On March 6, 2013, the Company entered into an underwriting agreement (the “Underwriting Agreement”) with Aegis Capital Corp. as representative of the underwriters, with respect to the issuance and sale by the Company of an aggregate of 1,071,429 shares of the Company’s common stock, $0.0001 par value (the “Shares”) in an underwritten public offering, at a price to the public of $2.80 per share. Pursuant to the Underwriting Agreement, the Company granted the underwriters a 45-day option to purchase up to an additional 160,714 shares at a price to the public of $2.80 per share. On March 12, 2013, the underwriters exercised their option and purchased 160,714 shares.

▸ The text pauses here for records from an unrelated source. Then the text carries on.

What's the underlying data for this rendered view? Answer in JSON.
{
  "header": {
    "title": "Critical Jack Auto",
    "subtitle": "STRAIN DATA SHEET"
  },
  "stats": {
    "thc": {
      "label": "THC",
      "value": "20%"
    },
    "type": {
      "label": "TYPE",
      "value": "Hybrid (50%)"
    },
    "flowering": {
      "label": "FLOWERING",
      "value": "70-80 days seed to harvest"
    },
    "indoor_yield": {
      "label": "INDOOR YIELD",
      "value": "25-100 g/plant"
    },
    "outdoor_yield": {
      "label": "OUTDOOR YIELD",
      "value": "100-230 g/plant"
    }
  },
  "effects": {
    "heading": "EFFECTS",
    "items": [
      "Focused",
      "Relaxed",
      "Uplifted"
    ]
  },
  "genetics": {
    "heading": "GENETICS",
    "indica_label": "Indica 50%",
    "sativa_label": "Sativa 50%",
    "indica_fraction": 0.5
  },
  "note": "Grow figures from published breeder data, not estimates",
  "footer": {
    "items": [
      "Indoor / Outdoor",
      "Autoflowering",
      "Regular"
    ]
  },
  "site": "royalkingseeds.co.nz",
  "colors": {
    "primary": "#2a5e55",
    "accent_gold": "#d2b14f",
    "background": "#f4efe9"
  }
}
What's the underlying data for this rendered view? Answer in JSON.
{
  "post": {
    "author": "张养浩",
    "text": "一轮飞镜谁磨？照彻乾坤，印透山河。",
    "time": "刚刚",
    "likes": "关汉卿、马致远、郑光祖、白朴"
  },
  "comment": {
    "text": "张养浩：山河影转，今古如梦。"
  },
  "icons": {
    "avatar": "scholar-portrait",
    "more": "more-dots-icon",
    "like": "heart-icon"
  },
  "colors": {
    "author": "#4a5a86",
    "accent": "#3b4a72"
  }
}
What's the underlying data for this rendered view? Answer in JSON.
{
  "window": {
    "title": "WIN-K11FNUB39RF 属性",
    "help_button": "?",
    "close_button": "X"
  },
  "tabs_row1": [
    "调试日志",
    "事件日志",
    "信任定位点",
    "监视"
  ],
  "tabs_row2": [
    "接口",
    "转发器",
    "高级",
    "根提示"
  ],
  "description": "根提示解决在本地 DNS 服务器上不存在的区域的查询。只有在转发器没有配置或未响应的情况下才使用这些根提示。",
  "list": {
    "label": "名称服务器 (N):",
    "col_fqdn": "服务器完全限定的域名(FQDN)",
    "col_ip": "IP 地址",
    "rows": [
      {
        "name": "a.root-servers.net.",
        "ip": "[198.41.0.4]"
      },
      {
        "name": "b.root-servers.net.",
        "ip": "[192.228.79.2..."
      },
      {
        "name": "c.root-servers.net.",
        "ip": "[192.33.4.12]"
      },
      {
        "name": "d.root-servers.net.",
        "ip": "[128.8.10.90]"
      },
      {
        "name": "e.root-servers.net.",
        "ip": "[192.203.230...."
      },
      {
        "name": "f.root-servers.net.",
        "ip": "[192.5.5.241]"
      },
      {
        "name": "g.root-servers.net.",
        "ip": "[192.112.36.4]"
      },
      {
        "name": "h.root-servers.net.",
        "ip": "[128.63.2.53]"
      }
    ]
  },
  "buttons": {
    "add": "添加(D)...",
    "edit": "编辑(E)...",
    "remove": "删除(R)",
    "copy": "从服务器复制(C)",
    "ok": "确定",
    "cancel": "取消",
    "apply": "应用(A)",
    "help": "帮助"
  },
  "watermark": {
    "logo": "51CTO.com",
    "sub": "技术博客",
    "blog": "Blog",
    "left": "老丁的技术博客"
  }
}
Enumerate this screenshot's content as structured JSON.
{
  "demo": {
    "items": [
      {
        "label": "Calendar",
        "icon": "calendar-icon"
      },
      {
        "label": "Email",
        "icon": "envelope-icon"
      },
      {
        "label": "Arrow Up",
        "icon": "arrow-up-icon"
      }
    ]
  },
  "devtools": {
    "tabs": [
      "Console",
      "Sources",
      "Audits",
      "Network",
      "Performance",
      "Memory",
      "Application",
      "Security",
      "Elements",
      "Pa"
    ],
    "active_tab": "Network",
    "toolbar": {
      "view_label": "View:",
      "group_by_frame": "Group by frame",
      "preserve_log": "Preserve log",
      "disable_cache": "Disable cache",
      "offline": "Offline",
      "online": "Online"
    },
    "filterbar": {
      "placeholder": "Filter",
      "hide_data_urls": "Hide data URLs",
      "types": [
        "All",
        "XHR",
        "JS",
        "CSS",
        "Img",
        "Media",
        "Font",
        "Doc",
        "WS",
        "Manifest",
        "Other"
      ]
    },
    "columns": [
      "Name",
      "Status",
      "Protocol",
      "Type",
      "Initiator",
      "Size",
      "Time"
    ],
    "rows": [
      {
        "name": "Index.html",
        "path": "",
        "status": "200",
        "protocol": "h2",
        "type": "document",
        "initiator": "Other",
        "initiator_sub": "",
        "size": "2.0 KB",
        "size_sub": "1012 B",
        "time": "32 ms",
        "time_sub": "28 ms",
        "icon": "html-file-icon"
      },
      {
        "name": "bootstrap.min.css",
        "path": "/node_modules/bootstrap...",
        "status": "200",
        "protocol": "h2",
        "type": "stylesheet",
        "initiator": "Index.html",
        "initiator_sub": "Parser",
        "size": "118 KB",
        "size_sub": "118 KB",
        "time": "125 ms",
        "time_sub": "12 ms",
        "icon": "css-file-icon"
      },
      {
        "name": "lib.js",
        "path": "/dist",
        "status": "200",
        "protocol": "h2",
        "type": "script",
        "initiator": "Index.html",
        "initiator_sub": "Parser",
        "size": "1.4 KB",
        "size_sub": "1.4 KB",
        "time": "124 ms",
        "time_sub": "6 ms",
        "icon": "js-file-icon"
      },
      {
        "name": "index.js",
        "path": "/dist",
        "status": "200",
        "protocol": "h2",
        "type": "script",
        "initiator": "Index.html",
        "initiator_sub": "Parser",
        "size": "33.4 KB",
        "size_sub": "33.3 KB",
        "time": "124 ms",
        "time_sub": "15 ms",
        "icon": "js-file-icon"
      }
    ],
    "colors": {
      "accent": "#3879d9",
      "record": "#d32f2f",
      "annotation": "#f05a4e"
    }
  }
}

The Company received $3,450,000 in gross proceeds from the sale of Shares, including the underwriters’ option, in the offering. Net proceeds after deducting the placement agent commissions, legal expenses and other offering expenses, and assuming no exercise of the Warrants, was $3,052,000. The Company also issued warrants to purchase 53,571 shares of the Company’s common stock with an initial exercise price per share equal to $3.50, which was 125% of the public offering price, to the underwriters in accordance with the Underwriting Agreement (the “Underwriters’ Warrants”). The Underwriters’ Warrants are exercisable from March 12, 2014 through March 12, 2016.

 

The Company currently anticipates that its cash and cash equivalents will be sufficient to meet its working capital requirements to continue its sales and marketing and research and development through at least April 1, 2014. However, in order to execute the Company’s long-term Microcyn® product development strategy and to penetrate new and existing markets, the Company may need to raise additional funds through public or private equity offerings, debt financings, corporate collaborations or other means.

 

Management believes that the Company has access to capital resources through possible public or private equity offerings, debt financings, corporate collaborations or other means; however, the Company has not secured any commitment for new financing at this time, nor can it provide any assurance that new financing will be available on commercially acceptable terms, if needed. If the Company is unable to secure additional capital, it may be required to curtail its research and development initiatives and take additional measures to reduce costs in order to conserve its cash.